Third, we want see if there’s any relationship between length and dose. x axis is the dose, y axis is the length.
par(mfrow=c(2,1),mar=c(2,2,2,2))
plot(y=vc$len,x=vc$dose,col="green",pch=18,main="ascorbic acid",xlab="dose(mg)",ylab="tooth length")
plot(y=oj$len,x=oj$dose,col="blue",pch=18,main="orange juice",xlab="dose(mg)",ylab="tooth length")
According to the graph, we can see as the dose increse, the tooth length increase.
Forth, we want to see how the two group length compare to each other.
par(mfrow=c(1,1))
plot(y=ToothGrowth$len,x=ToothGrowth$supp,col="yellow")

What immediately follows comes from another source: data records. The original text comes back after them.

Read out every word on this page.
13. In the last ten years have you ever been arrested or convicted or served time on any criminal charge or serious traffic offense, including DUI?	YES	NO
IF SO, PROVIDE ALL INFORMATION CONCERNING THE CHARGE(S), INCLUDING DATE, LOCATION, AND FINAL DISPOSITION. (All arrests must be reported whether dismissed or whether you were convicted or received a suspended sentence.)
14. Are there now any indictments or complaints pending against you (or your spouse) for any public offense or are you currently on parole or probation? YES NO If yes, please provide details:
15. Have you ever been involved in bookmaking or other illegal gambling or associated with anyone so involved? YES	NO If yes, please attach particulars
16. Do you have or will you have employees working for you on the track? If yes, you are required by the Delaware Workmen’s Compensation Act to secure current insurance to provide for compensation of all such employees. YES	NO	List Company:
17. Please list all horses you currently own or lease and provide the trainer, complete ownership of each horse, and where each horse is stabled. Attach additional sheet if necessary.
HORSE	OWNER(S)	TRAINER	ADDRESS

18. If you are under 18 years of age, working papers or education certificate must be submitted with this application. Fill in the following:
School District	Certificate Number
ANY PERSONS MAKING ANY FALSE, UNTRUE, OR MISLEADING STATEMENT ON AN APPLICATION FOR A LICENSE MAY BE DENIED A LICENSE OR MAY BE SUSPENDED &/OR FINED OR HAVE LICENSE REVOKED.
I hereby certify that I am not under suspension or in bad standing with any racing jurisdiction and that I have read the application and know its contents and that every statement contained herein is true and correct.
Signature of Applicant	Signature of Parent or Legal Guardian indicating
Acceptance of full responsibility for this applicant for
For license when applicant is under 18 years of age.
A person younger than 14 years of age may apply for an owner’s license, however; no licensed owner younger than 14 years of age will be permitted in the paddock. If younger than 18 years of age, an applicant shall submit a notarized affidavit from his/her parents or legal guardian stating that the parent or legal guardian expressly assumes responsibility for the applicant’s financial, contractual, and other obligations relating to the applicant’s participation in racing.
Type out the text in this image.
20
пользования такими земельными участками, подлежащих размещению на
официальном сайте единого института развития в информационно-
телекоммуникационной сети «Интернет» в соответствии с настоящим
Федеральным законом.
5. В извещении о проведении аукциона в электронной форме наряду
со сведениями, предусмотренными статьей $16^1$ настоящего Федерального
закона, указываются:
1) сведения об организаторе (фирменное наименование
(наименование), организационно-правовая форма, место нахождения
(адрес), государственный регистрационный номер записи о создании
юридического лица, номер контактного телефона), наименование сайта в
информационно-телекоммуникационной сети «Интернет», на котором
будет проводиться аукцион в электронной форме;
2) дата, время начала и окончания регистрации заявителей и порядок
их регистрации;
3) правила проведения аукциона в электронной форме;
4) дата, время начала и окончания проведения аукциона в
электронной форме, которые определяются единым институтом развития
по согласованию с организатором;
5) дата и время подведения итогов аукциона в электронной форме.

We can guess orange juice has more significant affect than ascorbic acid method to help tooth grow longer.
Null Hypothesis is that different supply makes no difference on tooth growth. Ho: lb2 = lb1 Ha: lb2 > lb1
To prove our assumption that orange juice make tooth longer, we need to reject the null hypothesis and prove lb1 is larger than lb2.

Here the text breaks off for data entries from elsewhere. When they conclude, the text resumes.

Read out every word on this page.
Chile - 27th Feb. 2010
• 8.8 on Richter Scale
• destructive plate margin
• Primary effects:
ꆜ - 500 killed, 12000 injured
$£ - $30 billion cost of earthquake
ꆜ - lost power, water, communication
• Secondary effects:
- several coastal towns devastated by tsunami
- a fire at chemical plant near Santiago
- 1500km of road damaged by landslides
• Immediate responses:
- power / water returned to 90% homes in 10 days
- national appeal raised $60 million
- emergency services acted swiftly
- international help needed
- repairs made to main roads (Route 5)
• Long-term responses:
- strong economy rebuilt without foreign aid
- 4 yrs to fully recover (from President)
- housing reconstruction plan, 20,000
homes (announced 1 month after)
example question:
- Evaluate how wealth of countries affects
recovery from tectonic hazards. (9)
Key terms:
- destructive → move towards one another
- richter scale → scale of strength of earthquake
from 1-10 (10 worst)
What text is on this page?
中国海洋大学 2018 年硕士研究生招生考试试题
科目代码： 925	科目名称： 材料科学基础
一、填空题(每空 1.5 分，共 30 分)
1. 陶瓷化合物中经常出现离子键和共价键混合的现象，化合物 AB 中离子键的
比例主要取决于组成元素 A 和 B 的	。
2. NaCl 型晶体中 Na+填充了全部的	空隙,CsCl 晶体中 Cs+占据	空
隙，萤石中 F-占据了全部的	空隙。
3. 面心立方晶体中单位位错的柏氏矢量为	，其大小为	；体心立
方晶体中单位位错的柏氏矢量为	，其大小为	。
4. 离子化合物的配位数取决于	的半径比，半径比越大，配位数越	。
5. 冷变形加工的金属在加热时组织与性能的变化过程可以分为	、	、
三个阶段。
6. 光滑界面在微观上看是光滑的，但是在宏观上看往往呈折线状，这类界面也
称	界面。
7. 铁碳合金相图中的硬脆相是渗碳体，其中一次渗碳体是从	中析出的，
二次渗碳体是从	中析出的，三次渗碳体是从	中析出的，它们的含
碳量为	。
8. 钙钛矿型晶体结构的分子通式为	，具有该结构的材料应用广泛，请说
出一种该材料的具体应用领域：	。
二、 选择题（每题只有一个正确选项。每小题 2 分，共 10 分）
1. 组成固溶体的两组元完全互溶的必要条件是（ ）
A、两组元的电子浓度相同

t.test(oj$len,vc$len,paired=FALSE)
##
## Welch Two Sample t-test
##
## data: oj$len and vc$len
## t = 1.9153, df = 55.309, p-value = 0.06063
## alternative hypothesis: true difference in means is not equal to 0
## 95 percent confidence interval:
## -0.1710156 7.5710156
## sample estimates:
## mean of x mean of y
## 20.66333 16.96333
According to the result, we can’t reject the null hypothesis, which means there’s no significant increase in tooth length when we use orange juice.

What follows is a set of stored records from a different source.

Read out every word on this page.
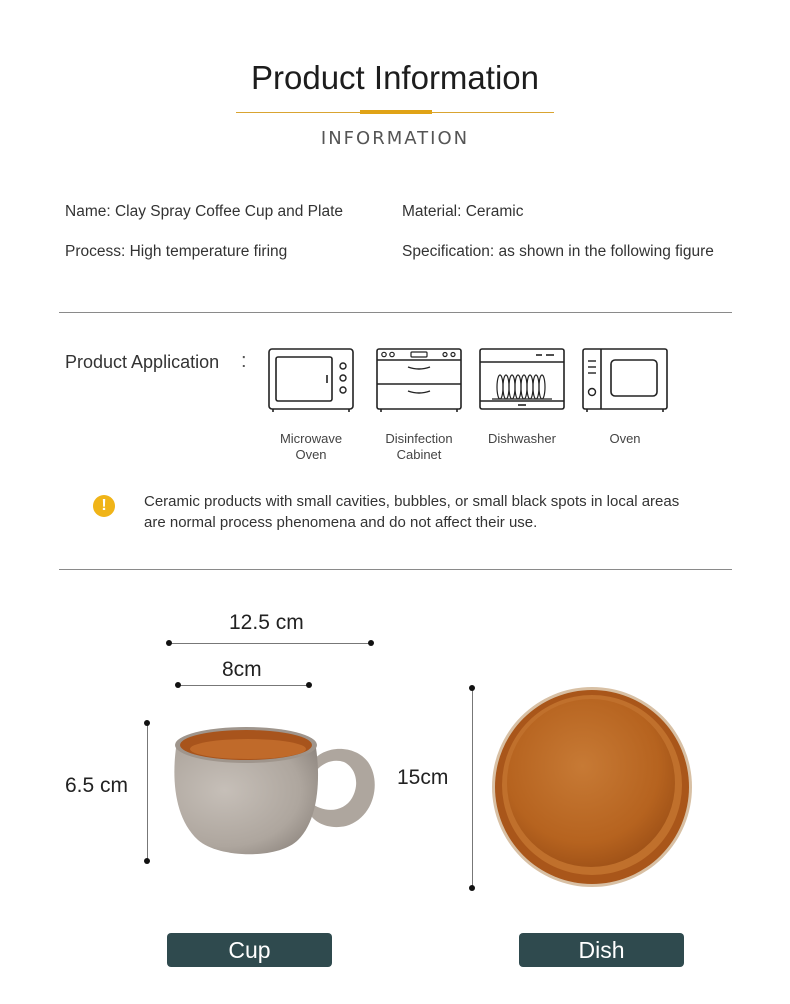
Product Information
INFORMATION
Name: Clay Spray Coffee Cup and Plate	Material: Ceramic
Process: High temperature firing	Specification: as shown in the following figure
Product Application :
Microwave
Oven
Disinfection
Cabinet
Dishwasher	Oven

!	Ceramic products with small cavities, bubbles, or small black spots in local areas are normal process phenomena and do not affect their use.
12.5 cm
8cm
6.5 cm	15cm
Cup	Dish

Null Hypothesis is that different mg of dose makes no difference on tooth growth. We need to compare 3 times: 0.5mg to 1.0mg; 1.0mg to 2.0mg; 0.5mg to 2.0mg. We subset the dataset into 3 groups.
g1 <- subset(ToothGrowth,dose==0.5)
g2 <- subset(ToothGrowth,dose==1.0)
g3 <- subset(ToothGrowth,dose==2.0)
t.test(g1$len,g2$len,paired=FALSE)
##
## Welch Two Sample t-test
##
## data: g1$len and g2$len
## t = -6.4766, df = 37.986, p-value = 1.268e-07
## alternative hypothesis: true difference in means is not equal to 0
## 95 percent confidence interval:
## -11.983781 -6.276219
## sample estimates:
## mean of x mean of y
## 10.605 19.735
According to the result , as p < 0.05, we can reject the null hypothesis, that’s say there is significant different between these two groups. Compared to 0.5mg, 1.0mg of dose makes the tooth grow longer.
t.test(g2$len,g3$len,paired=FALSE)
##
## Welch Two Sample t-test
##
## data: g2$len and g3$len
## t = -4.9005, df = 37.101, p-value = 1.906e-05
## alternative hypothesis: true difference in means is not equal to 0
## 95 percent confidence interval:
## -8.996481 -3.733519
## sample estimates:
## mean of x mean of y
## 19.735 26.100
According to the result , as p < 0.05, we can reject the null hypothesis, that’s say there is significant different between these two groups. Compared to 1.0mg, 2.0mg of dose makes the tooth grow longer.
t.test(g1$len,g3$len,paired=FALSE)
##
## Welch Two Sample t-test
##
## data: g1$len and g3$len
## t = -11.799, df = 36.883, p-value = 4.398e-14
## alternative hypothesis: true difference in means is not equal to 0
## 95 percent confidence interval:
## -18.15617 -12.83383
## sample estimates:
## mean of x mean of y
## 10.605 26.100
According to the result , as p < 0.05, we can reject the null hypothesis, that’s say there is significant different between these two groups. Compared to 0.5mg, 2.0mg of dose makes the tooth grow longer.